CDRRM: Contrast-Driven Rubric Generation for Reliable and Interpretable Reward Modeling
This work provides a more scalable, interpretable, and data-efficient method for reward modeling, which is crucial for aligning LLMs with human preferences, especially for practitioners and researchers dealing with the high cost of expert annotations.
This paper introduces CDRRM, a framework for generating high-quality, interpretable rubrics for reward modeling in LLMs. It uses a Contrast-then-Synthesis paradigm to identify discriminative factors and synthesize them into compact rubrics, achieving state-of-the-art performance on three benchmarks and mitigating evaluation biases. Notably, CDRRM demonstrates exceptional data efficiency, outperforming fully fine-tuned baselines with only 3k training samples for its rubric generator.

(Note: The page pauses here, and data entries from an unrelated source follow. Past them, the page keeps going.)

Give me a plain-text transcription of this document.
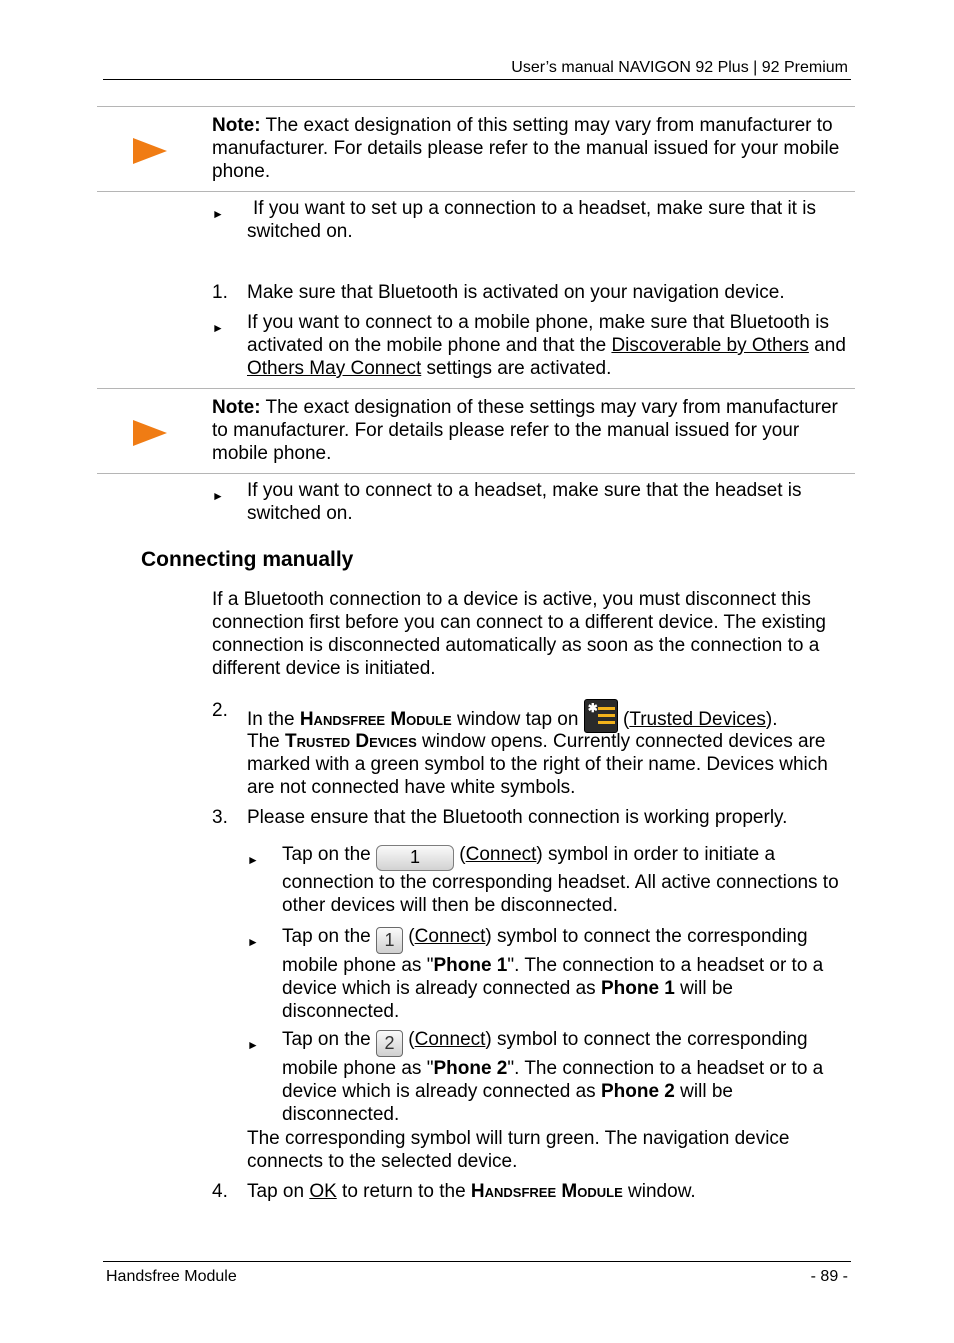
User’s manual NAVIGON 92 Plus | 92 Premium
Note: The exact designation of this setting may vary from manufacturer to manufacturer. For details please refer to the manual issued for your mobile phone.
►	If you want to set up a connection to a headset, make sure that it is switched on.
1. Make sure that Bluetooth is activated on your navigation device.
► If you want to connect to a mobile phone, make sure that Bluetooth is activated on the mobile phone and that the Discoverable by Others and Others May Connect settings are activated.
Note: The exact designation of these settings may vary from manufacturer to manufacturer. For details please refer to the manual issued for your mobile phone.
► If you want to connect to a headset, make sure that the headset is switched on.
Connecting manually
If a Bluetooth connection to a device is active, you must disconnect this connection first before you can connect to a different device. The existing connection is disconnected automatically as soon as the connection to a different device is initiated.
2. In the Handsfree Module window tap on
✱
(Trusted Devices).
The Trusted Devices window opens. Currently connected devices are marked with a green symbol to the right of their name. Devices which are not connected have white symbols.
3. Please ensure that the Bluetooth connection is working properly.
► Tap on the 1 (Connect) symbol in order to initiate a connection to the corresponding headset. All active connections to other devices will then be disconnected.
► Tap on the 1 (Connect) symbol to connect the corresponding mobile phone as "Phone 1". The connection to a headset or to a device which is already connected as Phone 1 will be disconnected.
► Tap on the 2 (Connect) symbol to connect the corresponding mobile phone as "Phone 2". The connection to a headset or to a device which is already connected as Phone 2 will be disconnected.
The corresponding symbol will turn green. The navigation device connects to the selected device.
4. Tap on OK to return to the Handsfree Module window.
Handsfree Module	- 89 -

Reward modeling is essential for aligning Large Language Models(LLMs) with human preferences, yet conventional reward models suffer from poor interpretability and heavy reliance on costly expert annotations. While recent rubric-based approaches enhance evaluation transparency, they lack systematic quality control, yielding noisy and redundant criteria, failing to mitigate persistent biases (e.g., verbosity, position) in LLM evaluators, and creating a scalability-reliability trade-off. To address these limitations, we propose CDRRM (Contrast-Driven Rubric Reward Model), a framework built on a novel Contrast-then-Synthesis paradigm for high-quality rubric generation and guided preference judgment. CDRRM first conducts multi-dimensional contrastive profiling on preference pairs to identify causal discriminative factors, then synthesizes these insights into compact, context-aware rubrics to guide preference judg- ments. Extensive experiments on three authoritative benchmarks (RewardBench, RMBench, RMB) demonstrate that CDRRM achieves state-of-the-art performance across diverse domains and effectively mitigates aforementioned evaluation biases. Notably, our approach delivers exceptional data efficiency: training the rubric generator on only 3k high-quality samples empowers a frozen pre-trained judge model to outperform fully fine-tuned baselines. This work offers a scalable, interpretable, and data-efficient path for reward modeling.